Ben Olinsky, Tribune News Service
Waste, fraud and abuse. These are the seemingly magic words the world’s richest man incants to justify the chainsaw he’s taking to our government in the form of his Department of Government Efficiency (DOGE). However, as Elon Musk steps back to a part-time role, the question remains: Were these words a mantra or mere flimflam? The Trump administration’s stated goal of reducing government waste, fraud and abuse is broadly popular among Americans, who experience the government’s bureaucracy firsthand and may not feel like their problems are addressed. Still, the face of the administration’s purported efforts to combat waste, fraud and abuse is widely unpopular, falling to a 33 per cent approval rating. Where’s the disconnect between the diagnosis and the treatment?

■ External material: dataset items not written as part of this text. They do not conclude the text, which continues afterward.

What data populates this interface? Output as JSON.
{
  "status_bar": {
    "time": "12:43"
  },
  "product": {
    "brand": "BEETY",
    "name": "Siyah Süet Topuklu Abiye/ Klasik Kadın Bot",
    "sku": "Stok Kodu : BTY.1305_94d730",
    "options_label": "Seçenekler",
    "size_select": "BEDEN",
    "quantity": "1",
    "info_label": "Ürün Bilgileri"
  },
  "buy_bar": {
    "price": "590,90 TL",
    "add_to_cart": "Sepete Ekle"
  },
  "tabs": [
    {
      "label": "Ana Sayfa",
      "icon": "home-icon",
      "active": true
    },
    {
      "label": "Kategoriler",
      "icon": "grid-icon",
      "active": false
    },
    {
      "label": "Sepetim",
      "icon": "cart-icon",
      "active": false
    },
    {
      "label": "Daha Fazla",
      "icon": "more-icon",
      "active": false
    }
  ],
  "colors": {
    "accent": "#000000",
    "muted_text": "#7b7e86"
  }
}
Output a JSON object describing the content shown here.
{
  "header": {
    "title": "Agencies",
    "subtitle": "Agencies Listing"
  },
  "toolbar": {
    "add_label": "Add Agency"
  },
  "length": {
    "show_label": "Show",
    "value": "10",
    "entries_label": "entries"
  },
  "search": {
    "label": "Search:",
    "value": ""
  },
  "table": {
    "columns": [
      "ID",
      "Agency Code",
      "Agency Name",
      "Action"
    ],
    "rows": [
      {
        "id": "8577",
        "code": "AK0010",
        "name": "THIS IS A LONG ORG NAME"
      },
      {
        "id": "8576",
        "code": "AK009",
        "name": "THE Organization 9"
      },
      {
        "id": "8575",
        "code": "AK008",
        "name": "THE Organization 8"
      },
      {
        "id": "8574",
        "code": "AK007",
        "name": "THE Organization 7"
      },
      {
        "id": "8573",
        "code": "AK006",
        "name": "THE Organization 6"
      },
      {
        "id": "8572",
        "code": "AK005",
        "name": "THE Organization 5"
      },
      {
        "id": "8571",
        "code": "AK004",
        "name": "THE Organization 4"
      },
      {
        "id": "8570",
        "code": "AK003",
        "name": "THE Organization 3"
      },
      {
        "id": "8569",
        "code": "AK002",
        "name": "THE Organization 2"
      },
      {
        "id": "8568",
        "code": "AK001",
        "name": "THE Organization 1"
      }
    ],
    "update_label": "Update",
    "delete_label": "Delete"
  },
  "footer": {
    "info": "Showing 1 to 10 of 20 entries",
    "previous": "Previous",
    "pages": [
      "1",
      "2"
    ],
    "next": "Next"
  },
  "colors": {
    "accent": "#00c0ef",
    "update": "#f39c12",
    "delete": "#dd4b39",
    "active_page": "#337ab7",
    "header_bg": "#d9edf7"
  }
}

The answer lies in Musk’s strategy: Make sweeping, careless cuts that don’t minimize waste but decimate the government’s ability to preserve Americans’ safety, health and well-being. The National Weather Service staff was slashed. Scientists who review life-saving drugs were fired, alongside scientists who monitor and respond to infectious disease outbreaks. The secretary of Veterans Affairs announced massive funding cuts, ending contracts that help cover medical services, fund cancer programs, recruit doctors and provide burial services to veterans. Is this waste, fraud or abuse? The real agenda came into focus in January when the president illegally dismissed 18 federal inspectors general whose job is to uncover waste, fraud and abuse, giving even policymakers in both parties pause. He then terminated the head of the Office of Special Counsel — an ethics watchdog who protects whistleblowers — and gutted the Department of Justice’s Public Integrity Section. Is this about reducing waste, fraud and abuse — or greasing the skids for those who want to profit off taxpayers?
It’s similarly troubling how quickly Musk gained power over a government that influences his business interests. For example, the National Labor Relations Board filed a complaint in 2024 against Tesla’s Buffalo plant for illegally interfering with workers’ organizing. In February, DOGE stated it would close or downsize the NLRB’s Buffalo office. DOGE has also fought for access to Americans’ most sensitive information, from Social Security databases to IRS tax data. There’s no transparency about who accessed which systems, for what purpose and whether cybersecurity protocols were disabled to let them in. How can Americans know their private data hasn’t been compromised or used for personal gain? Was their information used to train Musk’s new AI model or to scope out competitors’ sensitive business strategies? We have no way of knowing. Musk is stepping away from Washington — at least several days a week— but the Trump administration’s DOGE agenda is far bigger than one man. Health and Human Services Secretary Robert F. Kennedy Jr. has fired countless doctors, scientists and experts, and now there are credible reports that the FDA plans to end routine food safety inspections. Secretary of State Marco Rubio tweeted that plans for reducing and restructuring his department were created under Trump’s leadership and “at my direction.”
And it’s not just the Trump administration. Congress has approved government spending cuts so ambitious that it’s unlikely they’ll be able to pass a budget that doesn’t include hundreds of billions in Medicaid cuts. While congressional Republicans argue their proposals target waste, fraud and abuse, in reality, they will rip away healthcare coverage from millions of vulnerable Americans — children, the poor and those with pre-existing conditions. If they genuinely wanted to eliminate fraud in the system, the administration wouldn’t have laid off government investigators tasked with rooting it out. Thankfully, DOGE has fallen dramatically short of Musk’s stated goal of $1 trillion in cuts. For all the chaos DOGE has caused, its online tracker claims only $160 billion in savings during Musk’s tenure — and only around $30 billion can be verified with credible receipts. In less than six months since Musk took the reins, DOGE’s actions may also have cost taxpayers $135 billion. Rooting out waste, fraud and abuse is a worthy goal, but it’s not what Musk or the Trump administration are doing. They’re repeating those words to justify destroying the good parts of government — the parts people rely on to meet their basic needs and will miss dearly when they’re gone.